Fazer rir com terror não é nenhuma novidade - alguns longas o fazem até sem querer. Filmes de zumbi já completam mais de quatro décadas desde que George Romero pôs no mundo A Noite dos Mortos Vivos. O quê Zumbilândia (Zombieland, EUA, 2009), então, poderia ter de tão especial para justificar todo o seu sucesso nas bilheterias e entre a crítica? Fácil: é jocoso e tem um senso pop incrível.

 

Começa pela abertura com a introdução das regras que o protagonista Columbus (Jesse Eisenberg) julga terem sido fundamentais para mantê-lo vivo num mundo que se transformou na, bem... terra dos zumbis – Zumbilândia. Letreiros apontam regra por regra e estas serão provadas durante todo a fita. Não antes da magistral seqüência de créditos ao som de “For Whom the Bells Tolls”, do grupo Metallica, introduzindo muito bem o caos daquele mundo. (Vide o Trilha abaixo)

 

Mas até aí são apenas ótimas brincadeiras. O roteiro se mostra inspirado mesmo nos personagens. Columbus é um nerd típico e cheio de manias, Wichita (a bela Emma Stone) e sua irmã Little Rock (Abgail Breslin crescida) se mostram muito mais perigosas do que parecem, enquanto Tallahassee rouba toda e qualquer cena num papel perfeitamente escrito para Woody Harrelson. Os quatro travam diálogos hilários e são introduzidos em cenas absurdamente divertidas.

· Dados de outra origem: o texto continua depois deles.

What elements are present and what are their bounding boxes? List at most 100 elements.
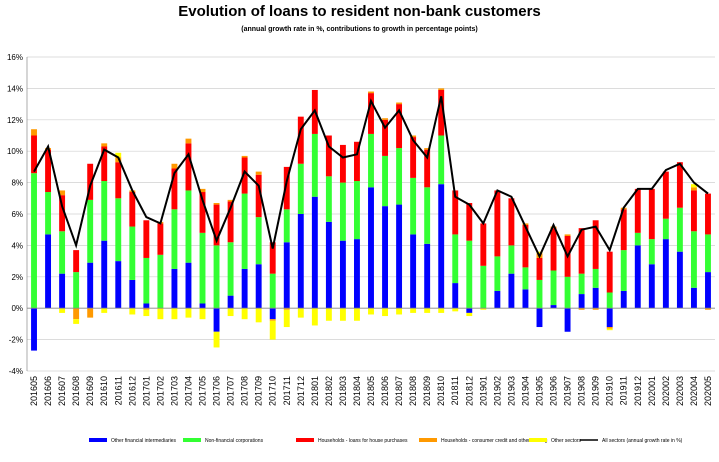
bar-segment [73,308,80,320]
bar-segment [620,290,627,309]
bar-segment [143,257,150,304]
x-tick-label: 201903 [506,376,516,406]
bar-segment [592,287,599,309]
bar-segment [368,93,374,134]
legend-swatch [89,438,107,442]
chart-subtitle: (annual growth rate in %, contributions … [241,26,478,33]
bar-segment [705,308,711,310]
bar-segment [354,308,360,321]
bar-segment [382,119,388,156]
y-tick-label: -2% [9,336,23,345]
bar-segment [241,157,248,194]
bar-segment [634,188,641,233]
bar-segment [690,187,697,191]
x-tick-label: 201712 [296,376,306,406]
x-tick-label: 201708 [240,376,250,406]
bar-segment [325,308,332,321]
legend-label: Other financial intermediaries [111,438,177,444]
bar-segment [269,320,276,340]
bar-segment [241,155,248,158]
bar-segment [73,250,80,273]
bar-segment [157,223,164,255]
bar-segment [171,268,178,309]
x-tick-label: 201606 [43,376,53,406]
bar-segment [185,143,192,191]
bar-segment [157,254,164,309]
x-tick-label: 201607 [57,376,67,406]
chart-title: Evolution of loans to resident non-bank … [178,3,541,20]
x-tick-label: 201610 [99,376,109,406]
bar-segment [227,242,234,296]
x-tick-label: 201812 [464,376,474,406]
bar-segment [424,149,431,188]
bar-segment [199,188,206,193]
bar-segment [550,270,557,306]
bar-segment [297,308,304,318]
bar-segment [662,239,669,309]
bar-segment [564,308,571,332]
bar-segment [494,190,501,257]
y-tick-label: -4% [9,367,23,376]
bar-segment [424,308,431,313]
bar-segment [620,250,627,291]
bar-segment [410,234,417,309]
bar-segment [325,221,332,309]
bar-segment [283,309,290,328]
bar-segment [382,308,388,317]
bar-segment [368,187,374,309]
bar-segment [241,193,248,269]
bar-segment [325,176,332,222]
x-tick-label: 201711 [282,376,292,405]
bar-segment [676,207,683,252]
x-tick-label: 201706 [212,376,222,406]
bar-segment [339,182,346,241]
x-tick-label: 201802 [324,376,334,406]
bar-segment [73,319,80,324]
bar-segment [438,89,445,136]
bar-segment [199,192,206,233]
x-tick-label: 202005 [703,376,713,406]
bar-segment [438,135,445,185]
bar-segment [606,292,613,309]
bar-segment [466,308,473,313]
bar-segment [255,308,262,323]
bar-segment [690,231,697,288]
x-tick-label: 201909 [591,376,601,406]
bar-segment [213,204,220,246]
bar-segment [255,217,262,265]
bar-segment [522,289,529,309]
bar-segment [171,168,178,210]
bar-segment [606,328,613,331]
bar-segment [283,308,290,310]
x-tick-label: 201611 [113,376,123,405]
bar-segment [592,308,599,310]
bar-segment [536,308,543,328]
bar-segment [424,187,431,244]
bar-segment [255,171,262,175]
bar-segment [648,188,655,240]
bar-segment [115,162,122,199]
bar-segment [297,116,304,164]
bar-segment [690,287,697,309]
legend-swatch [419,438,437,442]
bar-segment [297,214,304,309]
bar-segment [199,232,206,304]
bar-segment [101,146,108,182]
legend-swatch [529,438,547,442]
bar-segment [339,144,346,183]
bar-segment [213,203,220,205]
bar-segment [73,272,80,309]
bar-segment [705,234,711,273]
y-tick-label: 0% [11,304,23,313]
bar-segment [480,223,487,266]
bar-segment [339,240,346,309]
bar-segment [536,279,543,309]
bar-segment [592,268,599,288]
bar-segment [564,276,571,309]
x-tick-label: 201704 [183,376,193,406]
x-tick-label: 201804 [352,376,362,406]
x-tick-label: 201707 [226,376,236,406]
bar-segment [101,240,108,309]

E por falar em diversão, não houve coisa melhor nos últimos anos em termos de entretenimento que Tallahassee. Com Harrelson atropelando, atirando e surrando nunca foi tão engraçado (ou fácil) matar mortos-vivos - desculpem o trocadilho. Foi preciso um quase apocalipse para que ele descobrisse seu maior talento. Como o próprio diz: “Os negócios vão bem!”

 

A história, que no fim das contas é o item de número 4 ou 5 nas prioridades do roteiro, é inteligente o bastante para assumir a estrutura de um road movie, algo providencial para dar a dimensão da virulência zumbi (pelo menos) em território americano. E é numa dessas andanças, em meio a discussões sobre Willie Nelson e “Call of Dutty”, que eles topam com Bill Murray, dono da cena que faz muita gente ter o melhor dos paradoxos: chorar de rir.

 

Ainda que o final descambe para alguns dos maiores clichês do gênero - subir quando deveria fugir ou encarar o medo para salvar a mocinha – Zumbilândia já conseguiu créditos o bastante para escorregar sem perder muitos pontos. Afinal, não é todo dia que aparece filmes cuja cena mais lírica é a destruição de uma loja de souvenirs e o terror é tão engraçado. Evil Dead que o diga.

 

Nota: 8,5

Trilha

Não ponho qualquer coisa no Trilha, não. Ultimamente até procurava algo bacanudo, quando me deparei com a sequência genial de abertura de Zumbilândia.

O terrir é bom em vários sentidos, mas logo nos primeiros minutos dá ao público a segunda melhor cena do longa - a primeira, para qem não viu, é a que envolve Bill Murray. Na trilha sonora cheia de Rock - vai de Van Halen a Raconteurs -, o MetallicA é a grande estrela.

Durante os créditos iniciais, o diretor Ruben Fleischer filma magistralmente cenas bizarras e engraçadas envolvendo perseguições de mortos-vivos, enquanto o editor Alan Baumgarten capricha na câmera lenta criando uma das passagens mais inspiradas dos último tempos.

É por causa disso (e mais) que Zumbilândia mereceu cada dólar que faturou - a crítica você confere essa semana aqui no Cinefilia. Por enquanto, evite bater cabeça e curta "For Whom the Bell Tolls" mais doom - e sangrenta - do que nunca.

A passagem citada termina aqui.